Une petite histoire de la philosophie chinoise passionnante.

(Je préviens, je vais beaucoup raconter ma vie, pour en arriver à la découverte de cette histoire dont la critique même sera très courte.)

J'ai toujours été fascinée par la philosophie chinois. Il faut dire, que bien que grand amateur de philosophie, j'ai au fil des années acquis un certain dégoût pour une bonne part de la philosophie occidentale idéaliste et rationaliste. (Les deux allant de paire, à quelques exceptions près) Alors, j'ai voulu (et sans aucun regret) me tourner vers les philosophes matérialistes qui refusent une théorisation du monde ou une structure systématique de la pensée.

Vers qui me tourner donc ? Naturellement mon goût pour certaines sciences s'est accrue, notamment la physique et la neurobiologie. En ce qui concerne la philosophie occidentale, la sagesse plus que la vérité fut mon objectif, alors la plupart des philosophes ou penseurs que j'aimais, adolescent, sont vites devenus mes bêtes noires (bien qu'ils me servent toujours d'outils de pensée, je pioche régulièrement chez eux tout en ayant un profond mépris pour leur conclusion ou leur thèse générale) ainsi, Platon, Descartes, Kant, Spinoza, et tant d'autres.

Seul Nietzsche continue toujours à me fasciner avec autant d'intérêt, et Sartre à m'inspirer en partie, toujours en rejetant ses partis-pris les plus fameux et les plus téméraires. Qui restaient-ils donc ? (question qui revient pour la deuxième fois ici, mais qui revenait sans cesse à mon esprit à cette époque-là) Et c'est finalement vers des auteurs méprisés, ou considérés comme anodins, que j'ai pu m'approprier à nouveau la philosophie. Une philosophie qui ne servait plus le besoin que j'avais adolescent de penser pour me prouver quelque chose, ou pour prouver aux autres ces mêmes choses. Non, j'ai pu enfin apprécier la philosophie dans ma vie d'adulte, une vie dont l'objectif était avant tout d'apprendre à vivre. Le célèbre ouvrage de Diogène Laërce, "Vies, doctrines et sentences des philosophes illustres ", agit alors comme révélateur. Et je me passionnais pour les philosophes matérialistes. J'avais toujours eu pour les épicuriens un certain goût, mais je découvrais, chez les cyréaniques, sophies et bon nombre de philosophes qu'on appelle erronément pré-socratique la matière qu'il me fallait pour penser à nouveau ma propre vie et non plus seulement ma propre pensée.
Des philosophes, dont on ne garde finalement que peu d'écrits, bien plus d'anecdotes et de légendes profondément révélatrices.

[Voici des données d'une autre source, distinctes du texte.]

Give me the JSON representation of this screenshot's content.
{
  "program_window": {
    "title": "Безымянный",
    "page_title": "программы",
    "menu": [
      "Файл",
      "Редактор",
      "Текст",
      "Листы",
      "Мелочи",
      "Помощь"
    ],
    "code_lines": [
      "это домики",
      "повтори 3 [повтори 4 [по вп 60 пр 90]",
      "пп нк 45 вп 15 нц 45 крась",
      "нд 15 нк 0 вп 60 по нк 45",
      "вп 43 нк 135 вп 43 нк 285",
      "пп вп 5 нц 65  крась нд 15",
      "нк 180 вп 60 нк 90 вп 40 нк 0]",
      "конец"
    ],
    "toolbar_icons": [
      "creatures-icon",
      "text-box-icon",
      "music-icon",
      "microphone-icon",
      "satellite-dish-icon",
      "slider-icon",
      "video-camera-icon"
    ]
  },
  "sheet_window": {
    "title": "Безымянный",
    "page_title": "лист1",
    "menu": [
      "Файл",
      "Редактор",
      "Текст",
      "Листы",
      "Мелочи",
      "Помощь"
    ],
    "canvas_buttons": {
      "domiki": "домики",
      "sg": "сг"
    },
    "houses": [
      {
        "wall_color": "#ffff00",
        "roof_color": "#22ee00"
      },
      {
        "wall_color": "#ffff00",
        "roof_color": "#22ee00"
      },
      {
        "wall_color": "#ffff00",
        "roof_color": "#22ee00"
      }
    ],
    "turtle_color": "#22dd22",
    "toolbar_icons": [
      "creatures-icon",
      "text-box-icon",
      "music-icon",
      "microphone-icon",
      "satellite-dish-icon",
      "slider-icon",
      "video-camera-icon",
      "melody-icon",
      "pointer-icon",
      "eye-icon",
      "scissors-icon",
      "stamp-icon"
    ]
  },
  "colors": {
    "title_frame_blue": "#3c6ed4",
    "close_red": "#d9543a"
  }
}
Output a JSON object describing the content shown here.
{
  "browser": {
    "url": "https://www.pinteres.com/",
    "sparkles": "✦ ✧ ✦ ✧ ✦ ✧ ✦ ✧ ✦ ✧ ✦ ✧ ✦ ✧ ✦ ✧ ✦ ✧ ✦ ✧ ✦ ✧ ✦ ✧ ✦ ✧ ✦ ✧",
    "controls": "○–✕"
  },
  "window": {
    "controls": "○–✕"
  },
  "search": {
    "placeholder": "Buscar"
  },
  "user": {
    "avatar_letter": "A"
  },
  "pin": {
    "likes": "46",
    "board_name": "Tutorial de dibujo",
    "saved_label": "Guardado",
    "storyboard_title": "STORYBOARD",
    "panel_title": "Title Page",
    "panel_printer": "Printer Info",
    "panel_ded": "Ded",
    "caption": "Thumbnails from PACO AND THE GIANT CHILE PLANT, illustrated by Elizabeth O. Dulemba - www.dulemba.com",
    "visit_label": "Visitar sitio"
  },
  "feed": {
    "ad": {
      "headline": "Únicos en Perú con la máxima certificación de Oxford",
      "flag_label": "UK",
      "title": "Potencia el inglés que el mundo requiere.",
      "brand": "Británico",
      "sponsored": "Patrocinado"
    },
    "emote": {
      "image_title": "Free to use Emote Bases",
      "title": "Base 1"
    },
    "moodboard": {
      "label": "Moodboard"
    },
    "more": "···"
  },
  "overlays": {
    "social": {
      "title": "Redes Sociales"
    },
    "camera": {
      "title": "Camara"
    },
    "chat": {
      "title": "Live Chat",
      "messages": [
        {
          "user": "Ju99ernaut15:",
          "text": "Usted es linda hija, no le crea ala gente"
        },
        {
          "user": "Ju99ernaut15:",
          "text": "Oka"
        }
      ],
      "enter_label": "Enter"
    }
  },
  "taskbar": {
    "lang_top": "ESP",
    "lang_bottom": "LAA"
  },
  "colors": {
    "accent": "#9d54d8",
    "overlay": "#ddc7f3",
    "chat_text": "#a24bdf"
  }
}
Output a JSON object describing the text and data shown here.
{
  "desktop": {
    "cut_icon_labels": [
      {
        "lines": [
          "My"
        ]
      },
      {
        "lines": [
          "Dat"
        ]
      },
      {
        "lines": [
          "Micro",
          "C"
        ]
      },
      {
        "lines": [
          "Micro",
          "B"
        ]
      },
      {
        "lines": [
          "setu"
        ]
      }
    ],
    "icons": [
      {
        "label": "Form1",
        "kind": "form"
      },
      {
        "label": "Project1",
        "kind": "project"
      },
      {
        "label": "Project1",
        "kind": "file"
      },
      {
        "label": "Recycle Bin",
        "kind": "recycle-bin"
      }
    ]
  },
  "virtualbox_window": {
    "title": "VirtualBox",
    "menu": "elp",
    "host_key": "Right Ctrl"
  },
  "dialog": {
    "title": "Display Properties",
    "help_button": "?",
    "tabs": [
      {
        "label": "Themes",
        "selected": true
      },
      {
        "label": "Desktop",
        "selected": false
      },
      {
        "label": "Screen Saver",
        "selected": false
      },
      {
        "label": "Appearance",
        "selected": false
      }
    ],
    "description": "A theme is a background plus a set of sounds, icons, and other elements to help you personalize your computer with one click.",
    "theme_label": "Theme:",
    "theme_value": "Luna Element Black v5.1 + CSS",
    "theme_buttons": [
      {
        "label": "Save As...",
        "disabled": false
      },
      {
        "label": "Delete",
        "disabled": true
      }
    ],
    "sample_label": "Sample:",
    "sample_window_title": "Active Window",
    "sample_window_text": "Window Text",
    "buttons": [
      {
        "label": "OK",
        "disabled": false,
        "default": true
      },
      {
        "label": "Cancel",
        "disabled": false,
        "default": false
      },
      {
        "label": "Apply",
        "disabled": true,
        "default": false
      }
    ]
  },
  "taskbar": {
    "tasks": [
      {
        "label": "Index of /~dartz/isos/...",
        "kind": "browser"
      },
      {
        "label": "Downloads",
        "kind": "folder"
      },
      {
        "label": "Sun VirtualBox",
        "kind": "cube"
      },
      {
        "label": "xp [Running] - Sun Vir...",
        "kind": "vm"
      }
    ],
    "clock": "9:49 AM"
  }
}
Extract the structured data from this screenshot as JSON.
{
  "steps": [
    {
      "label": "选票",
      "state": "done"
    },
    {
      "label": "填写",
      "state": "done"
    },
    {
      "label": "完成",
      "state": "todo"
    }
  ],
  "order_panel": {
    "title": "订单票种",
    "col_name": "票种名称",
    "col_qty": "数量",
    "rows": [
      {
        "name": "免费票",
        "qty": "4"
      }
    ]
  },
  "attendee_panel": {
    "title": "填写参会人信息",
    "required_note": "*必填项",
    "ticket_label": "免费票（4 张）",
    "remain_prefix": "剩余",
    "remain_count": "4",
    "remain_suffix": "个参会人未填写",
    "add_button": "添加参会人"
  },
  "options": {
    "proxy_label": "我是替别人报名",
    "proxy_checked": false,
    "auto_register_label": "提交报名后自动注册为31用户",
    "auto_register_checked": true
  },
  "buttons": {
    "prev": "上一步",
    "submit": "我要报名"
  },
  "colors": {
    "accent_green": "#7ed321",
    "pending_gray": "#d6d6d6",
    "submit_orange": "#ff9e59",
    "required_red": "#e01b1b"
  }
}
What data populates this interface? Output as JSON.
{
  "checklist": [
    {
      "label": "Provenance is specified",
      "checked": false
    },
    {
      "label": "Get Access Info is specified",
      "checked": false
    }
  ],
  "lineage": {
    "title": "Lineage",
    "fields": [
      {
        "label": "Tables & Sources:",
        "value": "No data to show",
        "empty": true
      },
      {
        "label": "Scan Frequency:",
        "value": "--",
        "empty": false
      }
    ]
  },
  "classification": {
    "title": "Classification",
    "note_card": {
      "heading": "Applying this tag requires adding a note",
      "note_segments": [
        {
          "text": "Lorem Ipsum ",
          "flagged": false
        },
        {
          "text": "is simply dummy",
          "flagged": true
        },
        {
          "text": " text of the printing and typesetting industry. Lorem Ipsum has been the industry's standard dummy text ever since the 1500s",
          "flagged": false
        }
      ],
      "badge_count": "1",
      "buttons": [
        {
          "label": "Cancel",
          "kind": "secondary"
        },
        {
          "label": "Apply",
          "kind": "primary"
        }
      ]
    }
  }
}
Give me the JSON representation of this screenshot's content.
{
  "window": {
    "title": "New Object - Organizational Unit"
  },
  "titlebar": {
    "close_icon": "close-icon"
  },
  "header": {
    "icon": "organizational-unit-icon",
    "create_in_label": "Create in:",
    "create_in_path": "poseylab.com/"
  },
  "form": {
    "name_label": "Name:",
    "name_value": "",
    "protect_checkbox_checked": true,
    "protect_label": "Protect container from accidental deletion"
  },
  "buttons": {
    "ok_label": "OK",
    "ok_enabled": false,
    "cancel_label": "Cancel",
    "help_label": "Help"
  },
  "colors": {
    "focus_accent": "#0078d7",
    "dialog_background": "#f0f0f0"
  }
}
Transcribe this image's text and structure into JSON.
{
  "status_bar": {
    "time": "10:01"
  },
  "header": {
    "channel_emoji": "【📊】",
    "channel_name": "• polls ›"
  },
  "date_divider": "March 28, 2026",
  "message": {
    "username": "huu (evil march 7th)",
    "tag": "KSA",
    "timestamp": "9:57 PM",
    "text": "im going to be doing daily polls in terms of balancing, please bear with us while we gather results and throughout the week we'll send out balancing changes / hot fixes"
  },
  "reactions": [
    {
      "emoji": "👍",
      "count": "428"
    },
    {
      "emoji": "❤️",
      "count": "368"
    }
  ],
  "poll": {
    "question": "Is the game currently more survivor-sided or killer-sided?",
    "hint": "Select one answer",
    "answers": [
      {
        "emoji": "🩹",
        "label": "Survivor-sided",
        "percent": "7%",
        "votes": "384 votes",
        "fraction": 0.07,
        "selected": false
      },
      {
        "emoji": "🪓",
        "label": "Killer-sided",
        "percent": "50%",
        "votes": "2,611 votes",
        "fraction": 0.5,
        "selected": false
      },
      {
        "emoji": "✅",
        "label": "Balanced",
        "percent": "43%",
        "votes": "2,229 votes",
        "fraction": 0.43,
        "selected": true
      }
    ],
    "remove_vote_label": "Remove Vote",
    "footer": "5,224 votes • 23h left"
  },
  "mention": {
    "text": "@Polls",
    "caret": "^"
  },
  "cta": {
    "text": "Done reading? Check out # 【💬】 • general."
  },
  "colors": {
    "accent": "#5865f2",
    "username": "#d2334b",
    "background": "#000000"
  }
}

Mais après tout, j'avais toujours aimé la littérature et notamment les mythes, pour la sagesse qu'ils contenaient. Ces légendes, ces anecdotes, raisonnées, façonnées dans le seul but d'inspirer un chemin vers la sagesse ne pouvait donc que faire écho en moi. Et j'ai osé quitter les repères habituels, dénigrer les Hegels, les Descartes, les Leibniz, les Schellings, les Kierkegaard, les Engels, pour oser tirer ce que je pouvais de philosophes jugés mineurs, parfois méprisés, ou du moins qui sont d'être les références préférés des agrégés de philosophie.

Il faut citer après tant de suspens, ces noms : Alain et ses éléments de philosophie, (peu dénigré, mais en contre partie regardé avec un regard légèrement condescendant), Montaigne et ses Essais, (Qu'on n'ose trop critiquer, mais qu'on ne considère qu'à moitié comme un philosophe, dont on use finalement peu, et dont on loue avec une certaine condescendance la qualité littéraire, comme si la qualité de celle-ci compensait une faiblesse philosophique). Mais aussi des auteurs clairement considérés comme anodin, André Comte Sponville et son petit traité des grandes vertus (moins dense, moins riche que les éléments philosophique d'Alain, il a pour lui une pensée directrice intéressante), et celui qui déclenchera, les huées, les risées, qu'il est de bon ton de mépriser pour paraître philosophe, Michel Onfray.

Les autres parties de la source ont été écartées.